Moody’s downgrades India’s outlook to negative

08 Nov 2019

Indian equities have been jittery after peaking at record-highs, following Moody’s lowering its outlook for the country.

In Friday trading, the Bombay Stock Exchange’s Sensex index fell 0.8% having risen to a record of 40,684 points a day earlier.
Indian stocks had been rallying since the government confirmed in September that it would cut corporate taxes from 35% to 25% and that it would invest $1.4bn to reinvigorate the real estate sector.
However, Moody’s, the U.S.-based credit-rating agency, halted this bull run.
“Moody's decision to change the outlook to negative reflects increasing risks that economic growth will remain materially lower than in the past, partly reflecting lower government and policy effectiveness at addressing long-standing economic and institutional weaknesses than Moody's had previously estimated, leading to a gradual rise in the debt burden from already high levels,” it said in a statement.

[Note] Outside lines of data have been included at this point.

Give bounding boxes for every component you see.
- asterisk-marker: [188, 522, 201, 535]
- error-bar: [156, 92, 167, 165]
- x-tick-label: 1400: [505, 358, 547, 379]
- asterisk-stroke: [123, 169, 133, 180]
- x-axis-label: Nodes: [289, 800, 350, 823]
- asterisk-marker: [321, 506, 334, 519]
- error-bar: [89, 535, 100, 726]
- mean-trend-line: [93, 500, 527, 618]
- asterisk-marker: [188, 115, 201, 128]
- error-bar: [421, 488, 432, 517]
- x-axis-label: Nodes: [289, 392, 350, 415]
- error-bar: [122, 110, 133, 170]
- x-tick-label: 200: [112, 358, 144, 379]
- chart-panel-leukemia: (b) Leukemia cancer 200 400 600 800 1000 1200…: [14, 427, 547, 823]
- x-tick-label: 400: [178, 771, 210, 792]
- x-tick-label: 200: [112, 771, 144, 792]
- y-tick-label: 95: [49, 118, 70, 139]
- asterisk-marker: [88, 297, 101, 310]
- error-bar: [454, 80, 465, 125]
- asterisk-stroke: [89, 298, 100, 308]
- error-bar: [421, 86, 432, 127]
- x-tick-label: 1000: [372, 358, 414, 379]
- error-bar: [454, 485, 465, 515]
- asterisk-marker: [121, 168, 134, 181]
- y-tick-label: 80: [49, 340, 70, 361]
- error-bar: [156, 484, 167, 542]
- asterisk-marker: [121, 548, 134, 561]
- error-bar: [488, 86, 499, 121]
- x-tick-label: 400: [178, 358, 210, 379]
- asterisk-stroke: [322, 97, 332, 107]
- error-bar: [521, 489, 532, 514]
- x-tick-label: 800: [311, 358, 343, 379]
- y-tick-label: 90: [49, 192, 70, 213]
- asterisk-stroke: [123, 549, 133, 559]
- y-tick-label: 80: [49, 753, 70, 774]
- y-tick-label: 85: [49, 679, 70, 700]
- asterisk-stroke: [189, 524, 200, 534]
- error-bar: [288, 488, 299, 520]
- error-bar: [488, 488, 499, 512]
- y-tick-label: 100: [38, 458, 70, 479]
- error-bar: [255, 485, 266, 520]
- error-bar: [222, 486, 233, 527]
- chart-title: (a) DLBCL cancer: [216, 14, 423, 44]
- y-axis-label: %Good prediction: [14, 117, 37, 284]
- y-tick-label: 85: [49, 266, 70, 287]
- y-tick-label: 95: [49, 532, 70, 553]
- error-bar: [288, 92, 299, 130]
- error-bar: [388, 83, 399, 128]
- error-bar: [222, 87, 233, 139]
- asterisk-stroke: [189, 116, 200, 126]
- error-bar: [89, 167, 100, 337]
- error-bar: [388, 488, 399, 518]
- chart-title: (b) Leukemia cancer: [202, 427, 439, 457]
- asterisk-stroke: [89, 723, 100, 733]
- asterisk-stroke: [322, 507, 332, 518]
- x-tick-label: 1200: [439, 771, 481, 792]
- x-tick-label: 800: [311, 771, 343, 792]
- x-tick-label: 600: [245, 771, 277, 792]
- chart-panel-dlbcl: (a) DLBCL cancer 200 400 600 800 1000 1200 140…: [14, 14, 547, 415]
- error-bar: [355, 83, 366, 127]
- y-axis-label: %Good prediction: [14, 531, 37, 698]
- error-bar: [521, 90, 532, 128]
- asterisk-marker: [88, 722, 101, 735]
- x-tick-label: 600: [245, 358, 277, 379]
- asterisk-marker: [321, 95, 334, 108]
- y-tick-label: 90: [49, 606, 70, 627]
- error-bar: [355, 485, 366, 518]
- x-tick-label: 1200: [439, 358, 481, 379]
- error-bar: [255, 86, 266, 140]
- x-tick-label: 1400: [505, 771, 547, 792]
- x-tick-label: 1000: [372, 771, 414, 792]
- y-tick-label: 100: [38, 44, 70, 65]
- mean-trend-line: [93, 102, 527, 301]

It added: “The prospects of further reforms that would support business investment and growth at high levels and significantly broaden the narrow tax base, have diminished.”
India’s finance ministry reacted to the development saying: “India continues to be among the fastest growing major economies in the world. India’s relative standing remains unaffected.
“The fundamentals of the economy remain quite robust with inflation under check and bond yields low. India continues to offer strong prospects of growth in near and medium term.”

The Ministry also pointed to the IMF in their latest World Economic Outlook stating that the Indian economy is set to grow at 6.1% in 2019, picking up to 7% in 2020.
But analysts at Nomura noted: “With tight domestic credit conditions persisting amid weak global demand, we now expect India’s recovery to be delayed and the pick-up to remain below potential.”